I was playing back then, but I don't think this happened on my server, at least not on the Horde side. Pity, because I remember it being talked about in the mainstream media, which I found more interesting than the "plague" itself. Especially since it wasn't all that different from the "living bomb" trick that had been known by WoW players for a while (and which I believe is mentioned in the Wiki link).

Still though, being picked for backstabbyness every time without any insight into the mechanics of it was just lame.

That's why you stand with your back to a wall, so that she can't get behind you to ambush you when she's stealthed. Noob!
posted by good in a vacuum at 1:12 PM on August 21, 2007


I fucking hated that instance.
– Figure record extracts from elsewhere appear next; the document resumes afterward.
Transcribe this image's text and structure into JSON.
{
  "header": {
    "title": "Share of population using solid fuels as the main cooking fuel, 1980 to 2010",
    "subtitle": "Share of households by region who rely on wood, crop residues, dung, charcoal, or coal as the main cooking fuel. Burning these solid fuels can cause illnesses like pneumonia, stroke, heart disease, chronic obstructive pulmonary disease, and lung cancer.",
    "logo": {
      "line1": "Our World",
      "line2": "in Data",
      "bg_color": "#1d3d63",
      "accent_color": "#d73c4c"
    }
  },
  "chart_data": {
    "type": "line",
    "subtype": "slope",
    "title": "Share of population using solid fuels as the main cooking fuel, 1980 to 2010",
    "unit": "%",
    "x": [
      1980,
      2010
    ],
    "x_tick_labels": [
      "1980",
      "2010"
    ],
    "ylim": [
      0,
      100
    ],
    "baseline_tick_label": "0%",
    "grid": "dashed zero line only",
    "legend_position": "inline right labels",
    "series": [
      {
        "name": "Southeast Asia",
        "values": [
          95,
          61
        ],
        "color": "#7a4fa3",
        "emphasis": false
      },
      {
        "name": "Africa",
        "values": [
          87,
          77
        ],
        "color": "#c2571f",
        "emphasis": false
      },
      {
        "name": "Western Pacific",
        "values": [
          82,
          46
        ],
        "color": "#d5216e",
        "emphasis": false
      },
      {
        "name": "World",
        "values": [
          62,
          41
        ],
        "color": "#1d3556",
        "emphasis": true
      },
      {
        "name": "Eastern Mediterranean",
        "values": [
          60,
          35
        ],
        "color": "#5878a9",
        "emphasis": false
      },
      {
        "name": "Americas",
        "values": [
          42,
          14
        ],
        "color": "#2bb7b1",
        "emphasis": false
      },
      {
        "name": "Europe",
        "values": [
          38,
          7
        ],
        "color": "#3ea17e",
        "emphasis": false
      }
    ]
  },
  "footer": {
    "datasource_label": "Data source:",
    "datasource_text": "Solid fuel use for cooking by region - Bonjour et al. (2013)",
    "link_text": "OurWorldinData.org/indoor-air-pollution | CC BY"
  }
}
My guild was tight-knit but always hovering around 15 hardcore members -- so we'd run ZG with our newbies and eventually it got so frustrating that the guild broke up.

Smaller instances are easier to get together decent groups for, and if someone screws up you generally know who did it. Larger instances have more room for error -- a lot of good people makes up for some error, so you can sorta guide the new people along without having them wreck everything. 20-mans are the worst. One or two idiots can easily tank the raid.

I was priest class leader (i.e., in charge of the healers) and I can't even tell you how frustrating it was. Every night it was re-explaining what overhealing is, or how the 5SR works, or how heal agro works, what a main tank and an offtank is, what a heal assignment is, why "DPS out" is an important message to watch for... and then getting killed covering for dipshits who don't know how to listen to directions... and then having to parse through huge combat logs to prove to someone that NO, you were the one who broke CC... I really hate ZG.

MC is so much easier -- "heal the tank in your group." OK, done.
posted by spiderwire at 6:38 PM on August 21, 2007


I'm not sure if the idea of waiting around in a virtual STD clinic to get tested for herpes would make me more or less likely to try out Second Life.